I can see why Syrah might be a candidate for world's most popular wine grape variety: The bridger of people and binder of dinner parties rarely comes up short on body, a key attribute of what makes us remark on a wine. It also can possess a nice roasted flavour occupying a middleground between savoury and fruity. That's not going to give it many enemies, though the Syrah of Australia (known as Shiraz) often produces highly jammy and alcoholic bottles that critics label "over the top".
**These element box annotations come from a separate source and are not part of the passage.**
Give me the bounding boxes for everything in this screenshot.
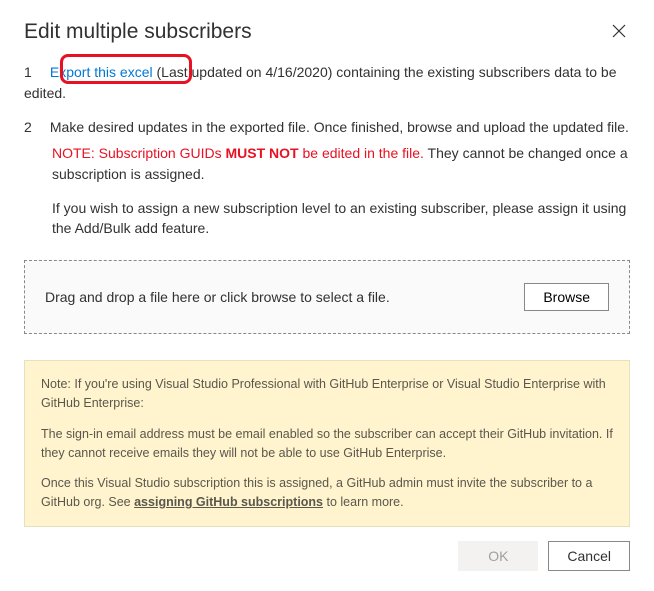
step-2-body: Make desired updates in the exported fil… <box>50 119 629 135</box>
assign-tip: If you wish to assign a new subscription… <box>24 198 630 239</box>
file-dropzone[interactable]: Drag and drop a file here or click brows… <box>24 260 630 334</box>
info-line-3: Once this Visual Studio subscription thi… <box>41 474 613 512</box>
step-2-number: 2 <box>24 117 46 137</box>
step-2: 2 Make desired updates in the exported f… <box>24 117 630 238</box>
close-button[interactable] <box>608 20 630 44</box>
info-line-1: Note: If you're using Visual Studio Prof… <box>41 375 613 413</box>
info-line-2: The sign-in email address must be email … <box>41 425 613 463</box>
step-1: 1 Export this excel (Last updated on 4/1… <box>24 62 630 103</box>
step-1-number: 1 <box>24 62 46 82</box>
assigning-github-subscriptions-link[interactable]: assigning GitHub subscriptions <box>134 495 323 509</box>
close-icon <box>612 26 626 41</box>
browse-button[interactable]: Browse <box>524 283 609 311</box>
step-2-note: NOTE: Subscription GUIDs MUST NOT be edi… <box>24 143 630 184</box>
dialog-title: Edit multiple subscribers <box>24 20 252 44</box>
info-line-3-after: to learn more. <box>323 495 404 509</box>
ok-button: OK <box>458 541 538 571</box>
note-suffix: be edited in the file. <box>299 145 424 161</box>
dialog-footer: OK Cancel <box>24 541 630 571</box>
note-bold: MUST NOT <box>226 145 299 161</box>
github-info-panel: Note: If you're using Visual Studio Prof… <box>24 360 630 527</box>
note-prefix: NOTE: Subscription GUIDs <box>52 145 226 161</box>
dropzone-text: Drag and drop a file here or click brows… <box>45 289 390 305</box>
export-excel-link[interactable]: Export this excel <box>50 64 153 80</box>
dialog-header: Edit multiple subscribers <box>24 20 630 44</box>
cancel-button[interactable]: Cancel <box>548 541 630 571</box>
edit-multiple-subscribers-dialog: Edit multiple subscribers 1 Export this … <box>0 0 654 591</box>
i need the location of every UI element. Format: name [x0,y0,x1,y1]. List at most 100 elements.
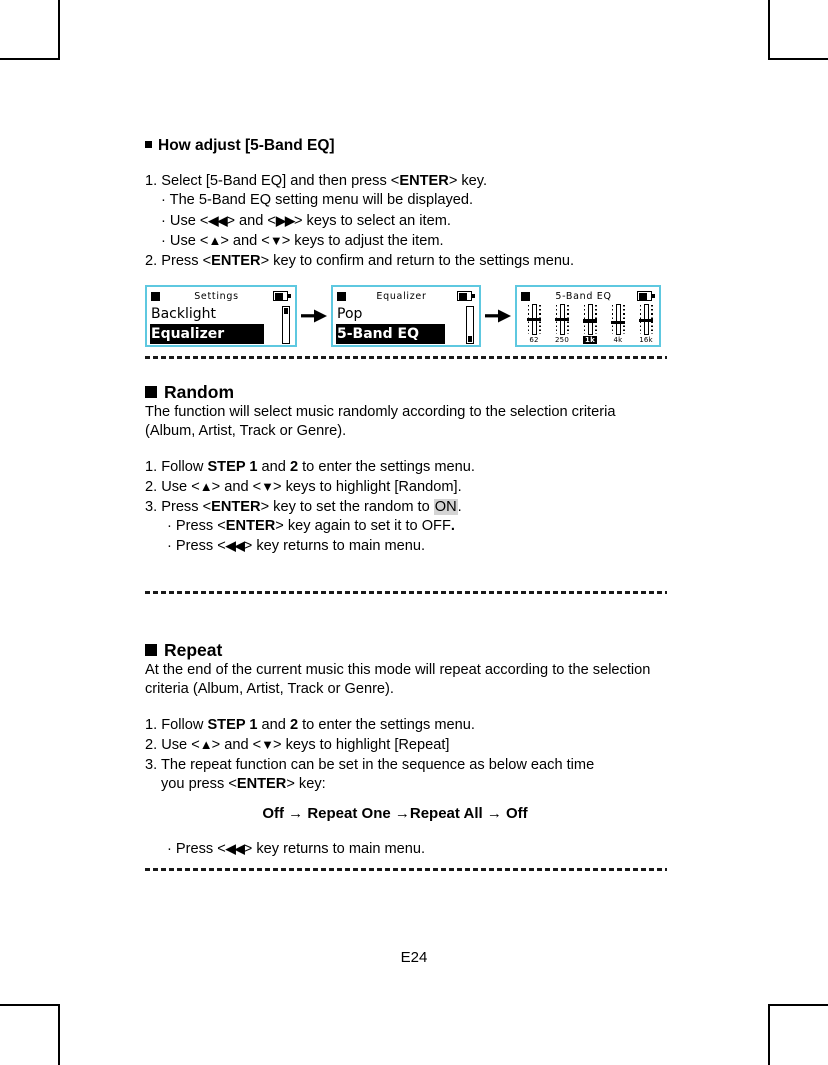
eq-step-2-key: ENTER [211,252,261,269]
repeat-step-1: 1. Follow STEP 1 and 2 to enter the sett… [145,716,670,735]
lcd-screen-5band-eq: 5-Band EQ 62 250 1k 4k 16k [515,285,661,348]
lcd-status-bar: Equalizer [333,287,479,303]
eq-band-label-1k: 1k [583,336,597,345]
lcd-title-equalizer: Equalizer [376,290,427,302]
lcd-scrollbar-thumb[interactable] [467,336,473,343]
random-step-3-mid: > key to set the random to [260,498,434,515]
eq-slider-thumb[interactable] [583,319,597,323]
down-arrow-icon: ▼ [269,233,283,249]
square-bullet-icon [145,141,152,148]
repeat-step-1-prefix: 1. Follow [145,716,208,733]
stop-square-icon [151,291,160,301]
random-step-2: 2. Use <▲> and <▼> keys to highlight [Ra… [145,477,670,497]
forward-arrows-icon: ▶▶ [275,212,295,228]
repeat-bullet-1-suffix: > key returns to main menu. [243,841,426,858]
eq-bullet-3: · Use <▲> and <▼> keys to adjust the ite… [145,231,670,251]
lcd-status-bar: 5-Band EQ [517,287,659,303]
eq-band-4k[interactable]: 4k [606,304,630,346]
eq-bullet-1: · The 5-Band EQ setting menu will be dis… [145,191,670,210]
crop-mark-bottom-left-vertical [58,1005,60,1065]
lcd-menu-item-pop[interactable]: Pop [336,304,458,324]
random-bullet-1-key: ENTER [225,518,276,535]
random-step-2-prefix: 2. Use < [145,479,200,496]
repeat-step-3-suffix: > key: [286,775,326,792]
eq-band-label-250: 250 [555,336,569,345]
repeat-description: At the end of the current music this mod… [145,661,651,698]
eq-slider-thumb[interactable] [555,317,569,322]
lcd-scrollbar[interactable] [466,306,474,345]
down-arrow-icon: ▼ [261,479,274,495]
eq-band-sliders: 62 250 1k 4k 16k [522,304,658,346]
lcd-menu-item-equalizer[interactable]: Equalizer [150,324,264,345]
lcd-sequence-diagram: Settings Backlight Equalizer Equalizer P… [145,285,670,348]
lcd-status-bar: Settings [147,287,295,303]
flow-arrow-2 [481,309,515,323]
random-bullet-1-prefix: · Press < [167,518,226,535]
lcd-menu-list: Pop 5-Band EQ [336,304,458,345]
section-heading-eq: How adjust [5-Band EQ] [145,136,670,156]
eq-band-label-16k: 16k [639,336,653,345]
eq-bullet-2-mid: > and < [226,212,276,229]
eq-band-16k[interactable]: 16k [634,304,658,346]
repeat-step-3-line-1: 3. The repeat function can be set in the… [145,756,595,773]
eq-bullet-2: · Use <◀◀> and <▶▶> keys to select an it… [145,211,670,231]
random-step-1-mid: and [257,458,290,475]
eq-band-250[interactable]: 250 [550,304,574,346]
repeat-step-1-mid: and [257,716,290,733]
section-heading-repeat-label: Repeat [164,639,223,660]
lcd-menu-item-5band-eq[interactable]: 5-Band EQ [336,324,445,345]
lcd-title-settings: Settings [194,290,239,302]
random-bullet-2-suffix: > key returns to main menu. [243,538,426,555]
repeat-step-1-suffix: to enter the settings menu. [298,716,475,733]
crop-mark-top-right-vertical [768,0,770,60]
eq-bullet-3-mid: > and < [220,233,270,250]
eq-step-1: 1. Select [5-Band EQ] and then press <EN… [145,172,670,191]
lcd-menu-item-backlight[interactable]: Backlight [150,304,272,324]
stop-square-icon [521,291,530,301]
flow-arrow-1 [297,309,331,323]
random-step-3-suffix: . [457,498,462,515]
crop-mark-top-left-horizontal [0,58,60,60]
eq-bullet-3-prefix: · Use < [161,233,209,250]
eq-slider-thumb[interactable] [611,320,625,324]
eq-bullet-2-prefix: · Use < [161,212,209,229]
up-arrow-icon: ▲ [199,737,213,753]
eq-slider-thumb[interactable] [639,318,653,322]
repeat-step-2-prefix: 2. Use < [145,737,200,754]
battery-icon [273,291,291,302]
rewind-arrows-icon: ◀◀ [208,212,227,228]
battery-icon [637,291,655,302]
random-step-1: 1. Follow STEP 1 and 2 to enter the sett… [145,458,670,477]
crop-mark-bottom-right-vertical [768,1005,770,1065]
crop-mark-top-right-horizontal [768,58,828,60]
random-step-3-prefix: 3. Press < [145,498,212,515]
lcd-screen-equalizer: Equalizer Pop 5-Band EQ [331,285,481,348]
eq-bullet-2-suffix: > keys to select an item. [293,212,451,229]
square-bullet-icon [145,643,157,656]
down-arrow-icon: ▼ [261,737,274,753]
battery-icon [457,291,475,302]
random-bullet-2-prefix: · Press < [167,538,226,555]
random-bullet-1-period: . [450,518,455,535]
eq-band-62[interactable]: 62 [522,304,546,346]
random-description: The function will select music randomly … [145,404,616,440]
eq-step-2-suffix: > key to confirm and return to the setti… [260,252,575,269]
eq-slider-thumb[interactable] [527,317,541,322]
random-step-2-mid: > and < [211,479,262,496]
repeat-bullet-1-prefix: · Press < [167,841,226,858]
eq-band-1k[interactable]: 1k [578,304,602,346]
crop-mark-bottom-left-horizontal [0,1004,60,1006]
lcd-scrollbar-thumb[interactable] [283,307,289,314]
crop-mark-top-left-vertical [58,0,60,60]
eq-bullet-3-suffix: > keys to adjust the item. [281,233,444,250]
crop-mark-bottom-right-horizontal [768,1004,828,1006]
eq-slider-track[interactable] [615,304,621,336]
lcd-scrollbar[interactable] [282,306,290,345]
manual-page-content: How adjust [5-Band EQ] 1. Select [5-Band… [145,136,670,871]
page-number: E24 [400,949,428,966]
stop-square-icon [337,291,346,301]
eq-band-label-4k: 4k [613,336,623,345]
eq-step-1-suffix: > key. [448,173,488,189]
square-bullet-icon [145,386,157,399]
random-bullet-1-suffix: > key again to set it to OFF [275,518,451,535]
The Syrah of Domaine de Petit Roubié Vin de Pays de l'Hérault 2003 exhibits all the great attributes mentioned above, plus it lives down any bad "Shiraz" reputation with its great finesse. That it has a deft touch is particularly astounding for any 2003 cuvée from the Midi, which was more than sundrenched that year and overcooked many vines. In bakingly hot conditions, the sugar in ripening grapes can reach a point of rampant fermentation and raise levels of alcohol. This bottle is a odd specimen since it is several percentage points below the norm (only 12.5%). For what ever reason, this vin de pays is not gunning for your meatiest backyard barbecue. You can very much sip it on its own. I was a bit surprised by this. I had prepared a hearty meal with big flavours to match it: Pork tenderloin in a luscious sweet and sour "charcuterie" sauce of pickled gerkins and sundried tomatoes. I added sautéed Brussels spouts with herbes de Provence and roasted parsnips and garlic -- there was no way even the biggest Syrah was going to overpower my dinner. On the second night, I toned down the flavours a bit. A mild saucisson on a Tourte Parmentière from Première Moisson topped by spinach wilted in lemon oil created a delicious match. I may have noticed the tannins a bit more, but the structure still came through and gave the wine a smooth and fairly long finish.
Les Domaines de Petit Roubié, Pinet, France. 12.5%. Certified organic wine.